Ticagrelor and NETosis Biomarkers in Pneumonia Patients The delta change at 24 and 48 h after dosing for the MPO-NE NETosis assay (A) and circulating dsDNA (B) were measured in placebo patients (open circles) and ticagrelor patients (filled circles) that had samples through 48 h after dosing. Significant changes are indicated by an asterisk. dsDNA = doubled-stranded DNA; MPO = myeloperoxidase; NE = neutrophil elastase.

Figure 4

Ticagrelor and Lung Function Within 24 h in Pneumonia Patients Lung function was tested in subjects willing and able to undergo spirometry testing. Data were collected at baseline and at 24 h. Changes at 24 h from baseline (midline in all 3 graphs) are shown for tidal volume (A), FEV-1 (B), and MVV (C). Units reported are liters for tidal volume and FEV-1 (A, B) and liters per minute for MVV (C). Data from patients randomized to placebo are shown in the open boxes, whereas patients randomized to ticagrelor are represented in the shaded boxes. Each box represents the interquartile range (25% to 75%), whereas the whiskers represent the full range of the data. The vertical line in each interquartile range box represents the median value (note that the median for the placebo group in C overlaps with the midline). FEV-1 = forced expiratory volume in 1 s; MVV = maximum ventilation velocity.

Figure 5

Pneumonia Patients Taking Ticagrelor Became Less Reliant on Supplemental Oxygen Supplemental oxygen requirements were recorded from patient records.
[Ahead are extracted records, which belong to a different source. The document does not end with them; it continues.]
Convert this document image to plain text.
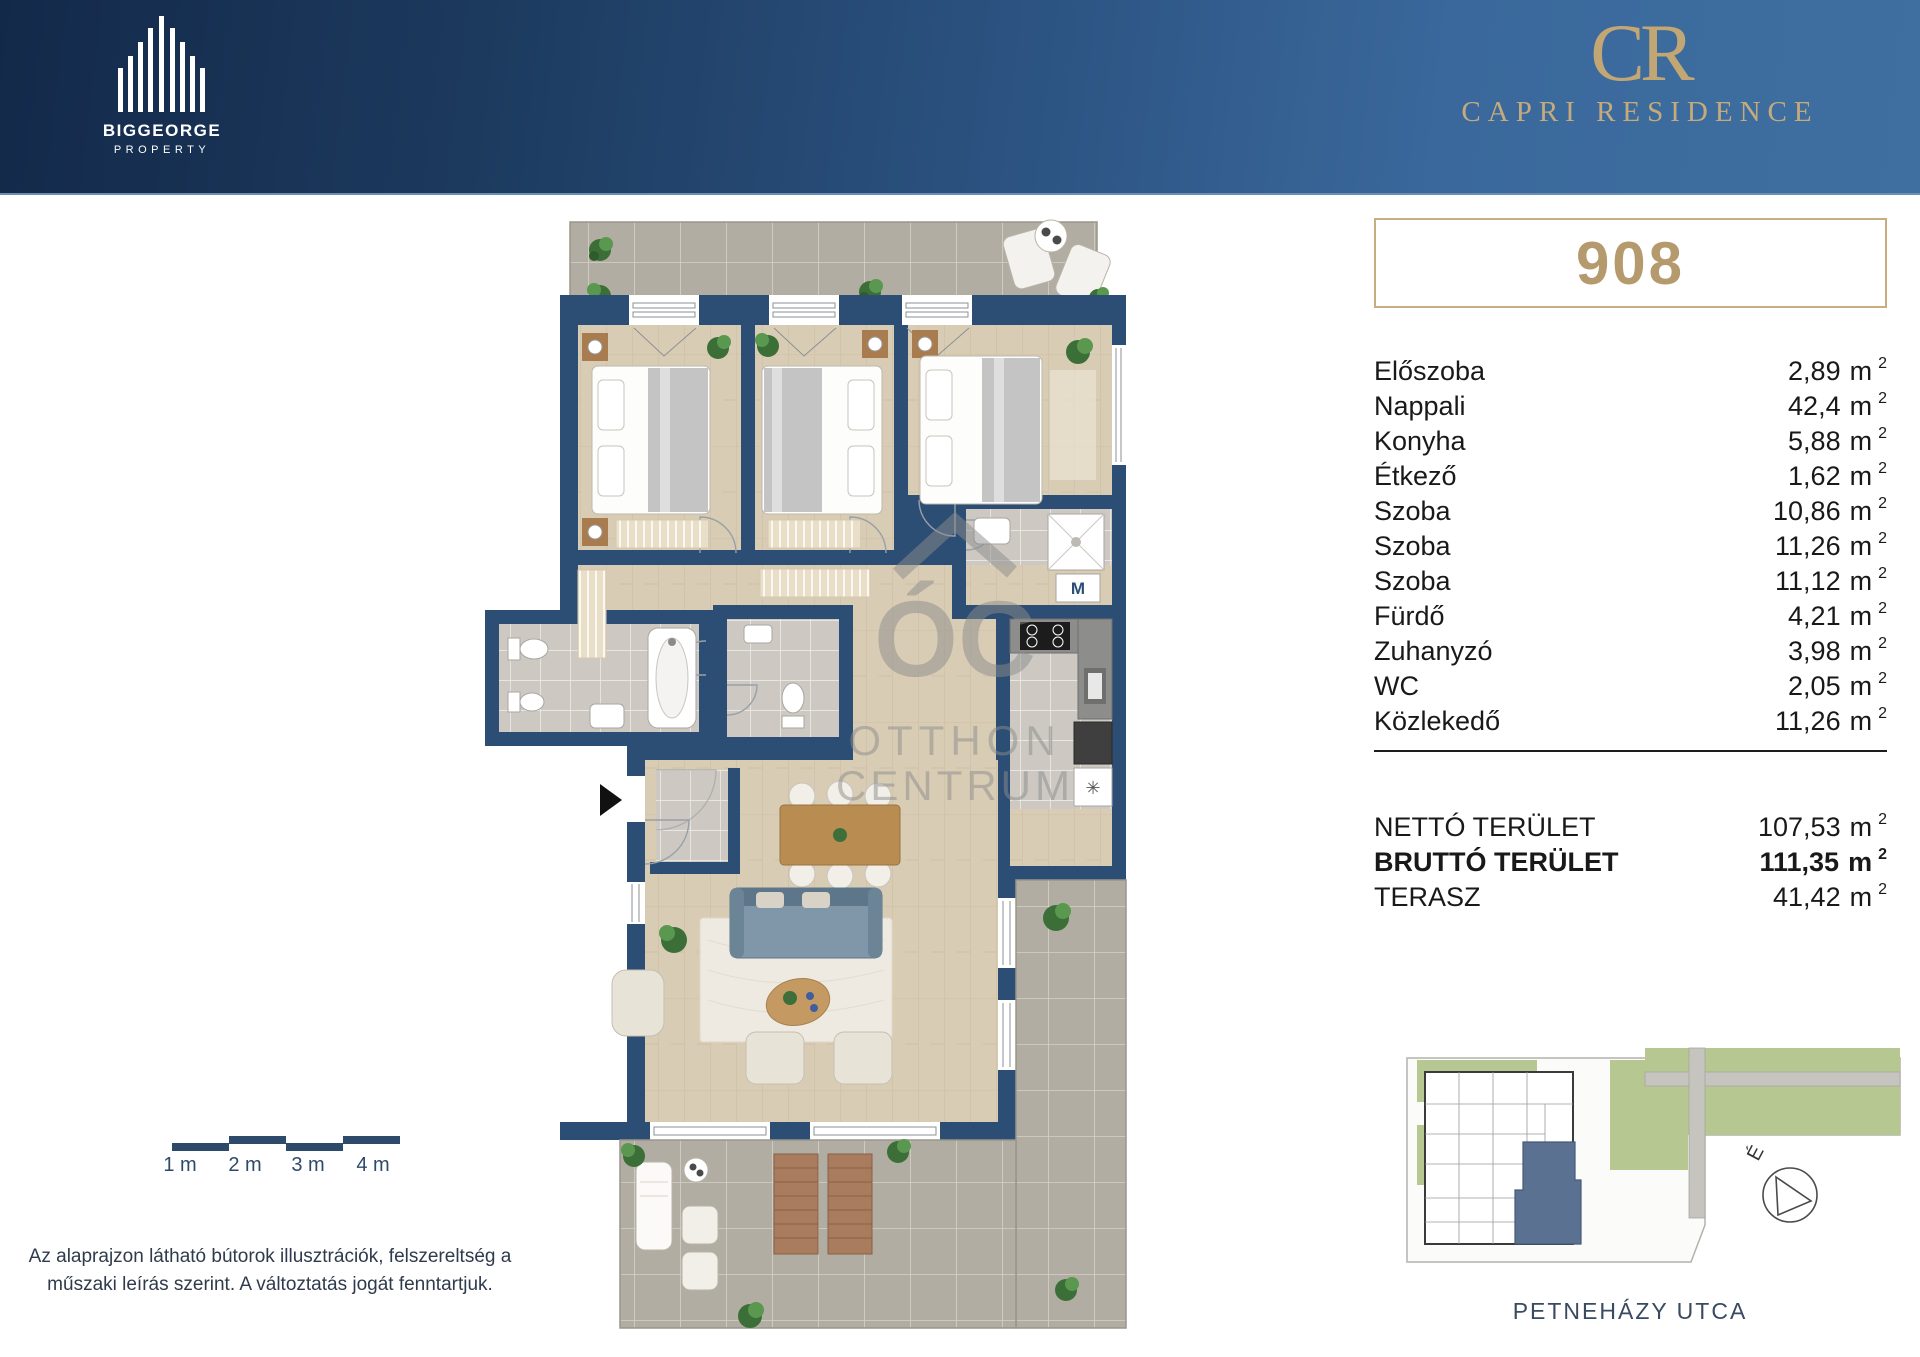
BIGGEORGE
PROPERTY
CR
CAPRI RESIDENCE
908
Előszoba	2,89 m $^2$
Nappali	42,4 m $^2$
Konyha	5,88 m $^2$
Étkező	1,62 m $^2$
Szoba	10,86 m $^2$
Szoba	11,26 m $^2$
Szoba	11,12 m $^2$
Fürdő	4,21 m $^2$
Zuhanyzó	3,98 m $^2$
WC	2,05 m $^2$
Közlekedő	11,26 m $^2$
NETTÓ TERÜLET	107,53 m $^2$
BRUTTÓ TERÜLET	111,35 m $^2$
TERASZ	41,42 m $^2$
1 m	2 m	3 m	4 m
Az alaprajzon látható bútorok illusztrációk, felszereltség a
műszaki leírás szerint. A változtatás jogát fenntartjuk.
É
PETNEHÁZY UTCA
M
✳
ÓC
OTTHON
CENTRUM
Data were collected at the time closest to when the patient received the study medication and 24 and 48 h following study dosage. Supplemental oxygen was recorded as none (room air), nasal cannula, and high-flow (HF) devices and mechanical ventilation. Patients randomized to ticagrelor demonstrated a progression to room air and away from supplemental oxygen (odds ratio [OR]: 1.08; 95% confidence interval [CI]: 1.01 to 1.15). Patients randomized to placebo did not change over 48 h after receiving the study dose (OR: 0.99; 95% CI: 0.95 to 1.04).

Figure 6

Ticagrelor Reduces Inflammation, Increases Lung Function, and Protects Against Mortality in a Murine Sepsis Model The concentrations of TNF-α (A) and IL-10 (B) at 0 h up to 8 h post-LPS injection are graphed for control mice and mice treated with ticagrelor or clopidogrel (A and B, reported as mean with bar indicating SE). Significant difference over the time course compared with the control is indicated by an asterisk in A and B. Survival curves of wild-type (WT) mice and P2y12^−/− mice injected with LPS are plotted in C, whereas D shows survival curves of WT and P2y12^−/− mice treated with clopidogrel or ticagrelor (T10) before LPS injection. Significance between mutant and WT (A) and P2Y₁₂ antagonist treated and untreated (D) is indicated by an asterisk. Capillary filtration coefficients (K_FC) are graphed for control mice and mice treated with ticagrelor or clopidogrel (E, reported as mean with bar indicating SE). Significant differences between treatment group and control are indicated by an asterisk. IL = interleukin; LPS = lipopolysaccharide; TNF = tumor necrosis factor.